In this area, visitors will be able to look at the threshold between the visible and invisible Universe, consisting of signals and particles that we observe through detectors and experiments, both on the Earth’s surface or in space as well as underground and under the sea. Visitors will be able to observe live the traces of particles that pass through a cloud chamber, one of the first detectors used by physicists to see the cosmic particles that constantly pass through us. But they will also be able to try to get lost in the invisible dimensions of space, in addition to the three in which we live, whose existence physicists have not yet been able to demonstrate. In the exhibition, visitors will in fact be able to cross them virtually and play at leaving the space in which we live with an interactive installation.

Video installation: Extra dimensions

An interactive installation to experience through one’s body the existence of extra dimensions, virtually exiting the three-dimensional space in which we live to reappear in other invisible dimensions of the universe.

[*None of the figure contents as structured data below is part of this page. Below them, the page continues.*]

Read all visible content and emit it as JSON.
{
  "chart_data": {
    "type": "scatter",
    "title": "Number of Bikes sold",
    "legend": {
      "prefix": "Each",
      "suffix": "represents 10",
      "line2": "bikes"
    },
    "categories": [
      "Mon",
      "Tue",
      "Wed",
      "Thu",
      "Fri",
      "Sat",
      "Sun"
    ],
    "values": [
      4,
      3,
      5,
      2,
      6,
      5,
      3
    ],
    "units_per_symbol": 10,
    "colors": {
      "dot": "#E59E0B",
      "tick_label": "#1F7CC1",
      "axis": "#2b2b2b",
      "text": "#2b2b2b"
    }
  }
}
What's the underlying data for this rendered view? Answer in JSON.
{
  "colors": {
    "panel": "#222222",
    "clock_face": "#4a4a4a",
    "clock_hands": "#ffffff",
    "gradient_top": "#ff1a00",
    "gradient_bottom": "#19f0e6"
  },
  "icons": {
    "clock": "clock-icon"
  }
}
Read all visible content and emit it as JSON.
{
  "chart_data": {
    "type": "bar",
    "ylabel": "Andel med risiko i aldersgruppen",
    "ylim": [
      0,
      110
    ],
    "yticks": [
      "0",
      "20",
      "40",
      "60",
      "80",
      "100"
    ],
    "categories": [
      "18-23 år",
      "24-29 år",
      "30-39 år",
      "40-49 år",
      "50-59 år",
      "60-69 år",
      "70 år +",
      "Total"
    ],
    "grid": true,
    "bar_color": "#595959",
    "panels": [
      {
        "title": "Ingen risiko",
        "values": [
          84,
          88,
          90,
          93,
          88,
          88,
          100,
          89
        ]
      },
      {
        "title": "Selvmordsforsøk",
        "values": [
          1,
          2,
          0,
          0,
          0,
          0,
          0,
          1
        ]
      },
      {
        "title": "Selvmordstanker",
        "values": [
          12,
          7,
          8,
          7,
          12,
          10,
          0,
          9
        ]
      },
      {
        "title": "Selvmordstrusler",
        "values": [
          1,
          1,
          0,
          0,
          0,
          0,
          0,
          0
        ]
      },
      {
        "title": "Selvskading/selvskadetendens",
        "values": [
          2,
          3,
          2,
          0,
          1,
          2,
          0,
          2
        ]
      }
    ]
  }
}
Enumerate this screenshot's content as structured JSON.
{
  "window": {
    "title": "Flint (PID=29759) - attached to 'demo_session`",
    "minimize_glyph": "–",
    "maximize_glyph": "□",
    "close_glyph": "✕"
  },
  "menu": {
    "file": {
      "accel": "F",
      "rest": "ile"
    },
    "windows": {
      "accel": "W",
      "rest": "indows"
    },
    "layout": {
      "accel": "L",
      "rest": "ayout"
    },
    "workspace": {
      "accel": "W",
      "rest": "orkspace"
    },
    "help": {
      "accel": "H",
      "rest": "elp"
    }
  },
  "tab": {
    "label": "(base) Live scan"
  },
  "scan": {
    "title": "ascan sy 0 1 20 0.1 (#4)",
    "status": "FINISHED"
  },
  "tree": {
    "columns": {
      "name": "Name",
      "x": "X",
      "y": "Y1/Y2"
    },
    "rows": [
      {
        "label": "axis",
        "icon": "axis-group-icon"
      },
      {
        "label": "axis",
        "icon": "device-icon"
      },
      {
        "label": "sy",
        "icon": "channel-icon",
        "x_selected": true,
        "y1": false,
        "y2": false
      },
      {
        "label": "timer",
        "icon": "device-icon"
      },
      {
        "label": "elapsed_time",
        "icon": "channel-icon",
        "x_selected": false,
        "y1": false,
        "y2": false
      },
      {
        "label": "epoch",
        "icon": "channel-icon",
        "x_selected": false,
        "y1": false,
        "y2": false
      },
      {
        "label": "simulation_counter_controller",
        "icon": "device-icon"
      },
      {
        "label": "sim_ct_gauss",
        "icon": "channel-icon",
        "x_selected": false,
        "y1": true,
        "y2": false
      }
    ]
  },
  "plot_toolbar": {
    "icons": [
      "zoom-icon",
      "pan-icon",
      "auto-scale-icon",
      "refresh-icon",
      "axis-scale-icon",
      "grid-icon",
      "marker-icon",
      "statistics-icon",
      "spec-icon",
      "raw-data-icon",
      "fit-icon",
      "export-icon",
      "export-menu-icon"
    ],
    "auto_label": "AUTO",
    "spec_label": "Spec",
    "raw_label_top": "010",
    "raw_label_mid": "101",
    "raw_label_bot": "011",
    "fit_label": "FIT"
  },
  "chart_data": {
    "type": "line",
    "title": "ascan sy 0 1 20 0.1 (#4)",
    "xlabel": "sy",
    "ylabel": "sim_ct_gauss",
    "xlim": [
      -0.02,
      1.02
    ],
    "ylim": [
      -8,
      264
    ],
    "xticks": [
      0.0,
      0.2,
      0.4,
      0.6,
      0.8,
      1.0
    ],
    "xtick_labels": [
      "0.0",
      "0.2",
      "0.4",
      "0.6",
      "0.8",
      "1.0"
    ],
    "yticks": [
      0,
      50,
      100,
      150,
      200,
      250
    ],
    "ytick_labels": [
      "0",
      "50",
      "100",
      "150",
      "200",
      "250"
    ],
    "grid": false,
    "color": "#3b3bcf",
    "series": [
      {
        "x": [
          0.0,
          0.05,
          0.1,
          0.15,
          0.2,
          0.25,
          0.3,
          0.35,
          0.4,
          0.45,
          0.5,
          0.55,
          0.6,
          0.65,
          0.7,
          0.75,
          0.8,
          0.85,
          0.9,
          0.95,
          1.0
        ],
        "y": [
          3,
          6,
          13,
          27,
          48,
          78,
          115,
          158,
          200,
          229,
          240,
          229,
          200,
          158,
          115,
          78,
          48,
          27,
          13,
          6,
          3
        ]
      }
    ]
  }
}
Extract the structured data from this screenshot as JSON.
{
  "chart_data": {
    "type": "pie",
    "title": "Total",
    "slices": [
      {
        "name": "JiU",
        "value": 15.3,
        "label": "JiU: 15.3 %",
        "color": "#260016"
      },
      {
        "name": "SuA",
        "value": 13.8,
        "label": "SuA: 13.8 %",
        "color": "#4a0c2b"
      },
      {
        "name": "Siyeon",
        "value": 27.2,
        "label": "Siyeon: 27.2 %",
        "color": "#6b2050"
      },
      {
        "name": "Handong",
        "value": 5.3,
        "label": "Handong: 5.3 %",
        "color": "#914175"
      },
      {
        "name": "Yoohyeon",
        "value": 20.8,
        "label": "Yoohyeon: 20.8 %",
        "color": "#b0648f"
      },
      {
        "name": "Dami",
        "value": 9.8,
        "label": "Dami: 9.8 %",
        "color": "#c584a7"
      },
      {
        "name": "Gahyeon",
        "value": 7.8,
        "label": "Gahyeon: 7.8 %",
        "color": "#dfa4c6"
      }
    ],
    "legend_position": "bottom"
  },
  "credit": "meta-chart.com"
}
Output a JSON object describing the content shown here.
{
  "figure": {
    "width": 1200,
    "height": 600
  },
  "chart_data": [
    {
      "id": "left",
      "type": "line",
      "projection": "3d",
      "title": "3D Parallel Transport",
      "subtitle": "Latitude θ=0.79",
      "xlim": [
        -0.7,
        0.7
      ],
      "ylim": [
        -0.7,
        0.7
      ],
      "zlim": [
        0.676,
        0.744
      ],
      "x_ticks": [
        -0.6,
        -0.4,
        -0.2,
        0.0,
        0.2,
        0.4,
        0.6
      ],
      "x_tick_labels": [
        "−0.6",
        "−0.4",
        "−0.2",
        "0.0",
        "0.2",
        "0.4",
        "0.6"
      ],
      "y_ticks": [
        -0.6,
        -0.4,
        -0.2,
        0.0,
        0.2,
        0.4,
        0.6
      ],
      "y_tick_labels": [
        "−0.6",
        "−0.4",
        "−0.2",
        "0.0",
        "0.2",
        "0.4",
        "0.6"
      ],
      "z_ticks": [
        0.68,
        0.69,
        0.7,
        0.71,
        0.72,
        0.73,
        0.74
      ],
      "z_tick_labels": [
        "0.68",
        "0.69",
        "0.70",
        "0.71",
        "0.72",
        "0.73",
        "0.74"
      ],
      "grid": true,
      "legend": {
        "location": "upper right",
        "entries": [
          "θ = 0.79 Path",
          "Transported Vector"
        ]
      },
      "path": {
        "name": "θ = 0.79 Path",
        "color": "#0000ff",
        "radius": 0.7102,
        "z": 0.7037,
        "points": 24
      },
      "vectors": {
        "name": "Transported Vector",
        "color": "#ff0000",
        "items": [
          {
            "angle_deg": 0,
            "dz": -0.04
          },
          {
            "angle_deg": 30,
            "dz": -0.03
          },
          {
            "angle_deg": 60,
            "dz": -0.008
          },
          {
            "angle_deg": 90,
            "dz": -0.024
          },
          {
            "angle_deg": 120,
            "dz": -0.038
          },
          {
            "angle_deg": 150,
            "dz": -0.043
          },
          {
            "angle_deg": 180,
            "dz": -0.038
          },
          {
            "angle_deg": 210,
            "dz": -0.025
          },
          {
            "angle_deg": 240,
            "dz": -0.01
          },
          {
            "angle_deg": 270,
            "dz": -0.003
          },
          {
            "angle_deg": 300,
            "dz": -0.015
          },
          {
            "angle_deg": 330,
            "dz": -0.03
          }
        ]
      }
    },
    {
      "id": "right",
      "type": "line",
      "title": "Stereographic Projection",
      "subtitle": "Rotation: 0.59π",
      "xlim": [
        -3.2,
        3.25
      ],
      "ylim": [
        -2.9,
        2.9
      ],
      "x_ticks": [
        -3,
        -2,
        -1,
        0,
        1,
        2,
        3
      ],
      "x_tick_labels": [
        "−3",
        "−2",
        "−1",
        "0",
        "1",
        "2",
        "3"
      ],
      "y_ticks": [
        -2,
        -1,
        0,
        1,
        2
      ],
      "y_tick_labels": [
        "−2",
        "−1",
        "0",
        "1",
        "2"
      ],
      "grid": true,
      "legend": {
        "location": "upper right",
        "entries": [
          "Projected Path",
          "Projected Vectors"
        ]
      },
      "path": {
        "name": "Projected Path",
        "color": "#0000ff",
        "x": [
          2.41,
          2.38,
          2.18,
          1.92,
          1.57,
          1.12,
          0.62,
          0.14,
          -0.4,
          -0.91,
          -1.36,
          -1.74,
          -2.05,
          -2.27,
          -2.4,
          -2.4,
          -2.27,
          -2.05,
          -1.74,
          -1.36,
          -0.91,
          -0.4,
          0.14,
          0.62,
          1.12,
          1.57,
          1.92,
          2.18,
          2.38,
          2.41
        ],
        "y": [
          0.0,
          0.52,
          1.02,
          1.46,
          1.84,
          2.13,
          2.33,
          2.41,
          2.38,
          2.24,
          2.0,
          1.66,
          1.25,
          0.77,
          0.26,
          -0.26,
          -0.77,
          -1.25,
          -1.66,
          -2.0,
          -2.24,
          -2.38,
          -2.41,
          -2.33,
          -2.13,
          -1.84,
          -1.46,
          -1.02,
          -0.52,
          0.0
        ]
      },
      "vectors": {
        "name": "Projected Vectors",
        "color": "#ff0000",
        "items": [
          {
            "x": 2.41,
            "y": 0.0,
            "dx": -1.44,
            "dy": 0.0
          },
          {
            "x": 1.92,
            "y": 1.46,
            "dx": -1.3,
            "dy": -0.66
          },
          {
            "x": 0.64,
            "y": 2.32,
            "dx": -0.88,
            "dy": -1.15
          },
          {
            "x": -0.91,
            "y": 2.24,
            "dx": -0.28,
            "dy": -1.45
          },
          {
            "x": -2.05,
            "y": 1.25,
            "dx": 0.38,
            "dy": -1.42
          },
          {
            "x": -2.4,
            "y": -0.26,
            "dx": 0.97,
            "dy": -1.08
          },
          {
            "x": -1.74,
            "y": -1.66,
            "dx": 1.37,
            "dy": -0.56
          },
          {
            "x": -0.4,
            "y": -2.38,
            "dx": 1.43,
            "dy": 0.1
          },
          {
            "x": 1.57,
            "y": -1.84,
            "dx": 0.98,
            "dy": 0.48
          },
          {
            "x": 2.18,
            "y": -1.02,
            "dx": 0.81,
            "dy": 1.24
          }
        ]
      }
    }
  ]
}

Exhibit: Multifrequency. A touch-screen exhibit that allows you to select different frequencies with which to view the universe. Depending on the frequency selected your point of view will change.

ORIGINS

If we trace back the history of the Universe we will reach an insuperable limit. The instant at which for the first time light was emitted by matter, some three hundred thousand years after the Big Bang. To us, the light arrives in the form of weak radiation, that of the cosmic background. No older light signal can ever reach us. Thanks, however, to the information obtained from this faint echo of the Big Bang (from cosmic rays, neutrinos and gravitational waves that were generated at the dawn of the Universe) we now know how to reconstruct the origins and evolution of our Universe with extraordinary precision. In the exhibition, the words of scientists and stories through images will take visitors close to this threshold, symbol of a limit along which we continue to advance, each time encountering a new boundary.

Video installation: Expansion of the Universe

Expansion of the Universe This is an interactive installation consisting of a workstation and a video. On approaching and moving away from the workstation, visitors change the video in front of them representing the expansion of the universe. Moving their hands close “compresses” the universe to bring it back to the big bang. Moving them away gives rise to expansion.